Si le précédent album des Sarrois de
Witching Hour,
Rise of the Desecrated (2009) avait produit son petit effet sur la scène thrash metal avec son thrash/black crado-régressif, mais néanmoins jouissif, il y a de fortes chances pour que ce
Past Midnight... sorti en mars 2011, toujours chez Undercover Records, fasse lui en revanche quelques déçus.
En effet si leur premier full-lenght s'avérait efficace, sans pour autant faire preuve d'une grande inventivité et comportant malgré tout certains défauts inhérents à la jeunesse du groupe, dont les lyrics, plutôt bas du front (sexe, satanisme, tout ça évidement au premier degré), ce deuxième effort, produit là aussi par Simon Süss et Simon Seegel,(membres compatriotes de
Witchburner) dans les locaux mêmes de répétition de
Witchburner, change le ton en apportant une dimension plus mélodique par rapport à leurs précèdentes sorties.
Alors que
Rise of the Desecrated commençait pied au plancher en tabassant d'entrée de jeu,
Past Midnight débute sur une lente montée en puissance, qui n'est d'ailleurs pas sans rappeler l'intro de Hit The Lights des four horsemen (
Kill'Em All), débouchant sur une partie instrumentale de près de 2 minutes, pas si différente dans la forme d'une lointaine
Transylvania (Iron Maiden) tranchant avec le côté direct qui caractérisait leur précèdent album. Mais si le groupe a fait un effort, relatif, sur ses compos à l'image du morceau Barb Wire
Lust, notamment avec un riffing généralement plus travaillé et des solis plus étoffés, il a par contre perdu en agressivité pure, telle
Hail The Cult et son esprit très "motörheadien", qui sans être réellement mauvaise, s'accorde tout de même assez mal avec ce que les Allemands nous avaient proposé jusque-là. Rajoutez à cela que le groupe a énormément perdu de son mordant, avec des grattes bien moins crunchy, s'orientant vers des sonorités plus heavy metal.
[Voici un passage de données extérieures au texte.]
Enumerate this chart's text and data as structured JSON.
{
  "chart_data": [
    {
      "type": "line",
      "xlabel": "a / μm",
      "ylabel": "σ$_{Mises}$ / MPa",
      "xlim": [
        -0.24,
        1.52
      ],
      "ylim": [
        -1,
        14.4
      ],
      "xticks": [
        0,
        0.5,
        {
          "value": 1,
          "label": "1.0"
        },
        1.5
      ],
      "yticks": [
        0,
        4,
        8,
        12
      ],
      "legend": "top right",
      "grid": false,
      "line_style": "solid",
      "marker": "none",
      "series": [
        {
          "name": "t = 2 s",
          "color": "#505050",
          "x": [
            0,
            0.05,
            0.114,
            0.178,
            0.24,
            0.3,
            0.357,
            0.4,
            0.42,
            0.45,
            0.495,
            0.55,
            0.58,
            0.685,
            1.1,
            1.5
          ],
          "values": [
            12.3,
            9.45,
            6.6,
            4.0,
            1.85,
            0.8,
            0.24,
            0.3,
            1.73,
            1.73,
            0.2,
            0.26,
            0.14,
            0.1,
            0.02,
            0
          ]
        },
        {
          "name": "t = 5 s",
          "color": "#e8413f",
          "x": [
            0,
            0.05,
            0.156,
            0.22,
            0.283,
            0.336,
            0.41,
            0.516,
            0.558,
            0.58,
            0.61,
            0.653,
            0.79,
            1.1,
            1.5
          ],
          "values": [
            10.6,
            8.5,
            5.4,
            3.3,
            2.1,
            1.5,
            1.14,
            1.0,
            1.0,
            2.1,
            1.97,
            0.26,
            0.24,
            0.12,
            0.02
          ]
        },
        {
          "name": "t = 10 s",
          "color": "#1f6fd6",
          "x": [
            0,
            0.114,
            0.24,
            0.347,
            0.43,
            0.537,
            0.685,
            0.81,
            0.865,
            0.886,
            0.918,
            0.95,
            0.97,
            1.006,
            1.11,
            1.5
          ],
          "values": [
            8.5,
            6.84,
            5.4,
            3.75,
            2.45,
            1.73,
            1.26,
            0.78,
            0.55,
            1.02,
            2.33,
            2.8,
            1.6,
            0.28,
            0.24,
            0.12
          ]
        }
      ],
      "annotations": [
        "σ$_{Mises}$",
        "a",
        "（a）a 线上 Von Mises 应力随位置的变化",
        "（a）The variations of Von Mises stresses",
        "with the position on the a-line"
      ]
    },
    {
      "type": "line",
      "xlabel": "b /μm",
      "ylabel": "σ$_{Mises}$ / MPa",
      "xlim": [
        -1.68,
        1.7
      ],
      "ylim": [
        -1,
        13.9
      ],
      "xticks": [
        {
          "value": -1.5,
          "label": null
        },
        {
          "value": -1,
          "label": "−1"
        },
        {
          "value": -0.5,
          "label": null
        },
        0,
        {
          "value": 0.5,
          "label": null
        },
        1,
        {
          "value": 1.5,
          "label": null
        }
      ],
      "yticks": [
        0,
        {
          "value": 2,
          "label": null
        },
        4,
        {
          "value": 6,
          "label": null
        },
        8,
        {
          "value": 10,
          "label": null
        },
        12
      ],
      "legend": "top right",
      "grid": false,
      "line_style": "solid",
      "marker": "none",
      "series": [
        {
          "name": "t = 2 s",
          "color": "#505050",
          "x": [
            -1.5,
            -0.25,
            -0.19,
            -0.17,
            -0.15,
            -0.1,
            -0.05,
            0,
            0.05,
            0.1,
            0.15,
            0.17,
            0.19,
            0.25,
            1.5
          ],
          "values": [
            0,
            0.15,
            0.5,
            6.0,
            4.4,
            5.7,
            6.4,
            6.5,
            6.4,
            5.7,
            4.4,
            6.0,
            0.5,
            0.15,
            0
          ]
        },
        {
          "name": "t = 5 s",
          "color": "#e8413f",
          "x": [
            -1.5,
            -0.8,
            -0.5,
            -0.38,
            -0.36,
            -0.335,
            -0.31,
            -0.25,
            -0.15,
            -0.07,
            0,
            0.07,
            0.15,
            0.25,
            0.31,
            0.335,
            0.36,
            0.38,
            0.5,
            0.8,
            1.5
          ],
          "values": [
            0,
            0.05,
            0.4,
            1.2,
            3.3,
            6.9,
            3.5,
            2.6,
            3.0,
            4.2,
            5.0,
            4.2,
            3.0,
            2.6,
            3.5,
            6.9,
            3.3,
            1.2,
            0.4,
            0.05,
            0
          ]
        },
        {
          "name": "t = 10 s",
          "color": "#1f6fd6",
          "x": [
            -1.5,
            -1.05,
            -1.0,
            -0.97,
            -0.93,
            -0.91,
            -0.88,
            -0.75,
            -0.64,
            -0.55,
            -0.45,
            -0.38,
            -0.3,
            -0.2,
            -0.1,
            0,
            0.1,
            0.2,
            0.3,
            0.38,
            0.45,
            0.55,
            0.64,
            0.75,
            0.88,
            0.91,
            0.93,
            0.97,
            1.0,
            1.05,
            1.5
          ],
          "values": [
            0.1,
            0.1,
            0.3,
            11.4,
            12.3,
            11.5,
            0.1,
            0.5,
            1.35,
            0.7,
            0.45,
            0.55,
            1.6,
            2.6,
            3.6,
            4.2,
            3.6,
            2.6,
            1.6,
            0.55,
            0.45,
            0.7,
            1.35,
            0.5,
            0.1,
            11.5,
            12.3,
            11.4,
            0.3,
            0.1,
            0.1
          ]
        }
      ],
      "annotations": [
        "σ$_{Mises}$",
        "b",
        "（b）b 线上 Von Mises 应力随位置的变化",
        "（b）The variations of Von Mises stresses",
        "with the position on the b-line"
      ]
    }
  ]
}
A vrai dire, peu de morceaux ou passages ressortent clairement de ce disque, pour ne pas dire aucun. Chacun des titres étant construit de manière similaire et convenue et les riffs plus que maintes fois entendus, n'apportent rien de neuf à leur thrash/black. Au contraire,
Witching Hour saborde son propre navire en lançant un thrash rébarbatif et redondant où aucun poncif n'est évité ; paroles faussement evil, riffs chiantissimes, production brouillonne et rythmique répétitive au possible (à se demander si leur batteur, qui a d'ailleurs récemment quitté le groupe, n'était pas un lapin duracell). Reste toujours la voix particulière de Justinger et son grain grave et rocailleux.
Bref, contrairement aux brésiliens
Farscape qui avait plutôt bien réussi leur léger virage heavy metal sur
Killers On The Loose (2006), à titre d'exemple,
Witching Hour rate complètement le coche et nous sert un album hybride thrash/black/heavy insipide et très rapidement ennuyeux. De plus, l'ensemble est noyé sous des cymbales trop présentes, la faute à un mix médiocre. Et le beau packaging pour la version LP ne servant au final que de cache misère.
Dans ces conditions, autant se rabattre sur leur premier album, moins prétentieux, plus direct, et tout simplement meilleur.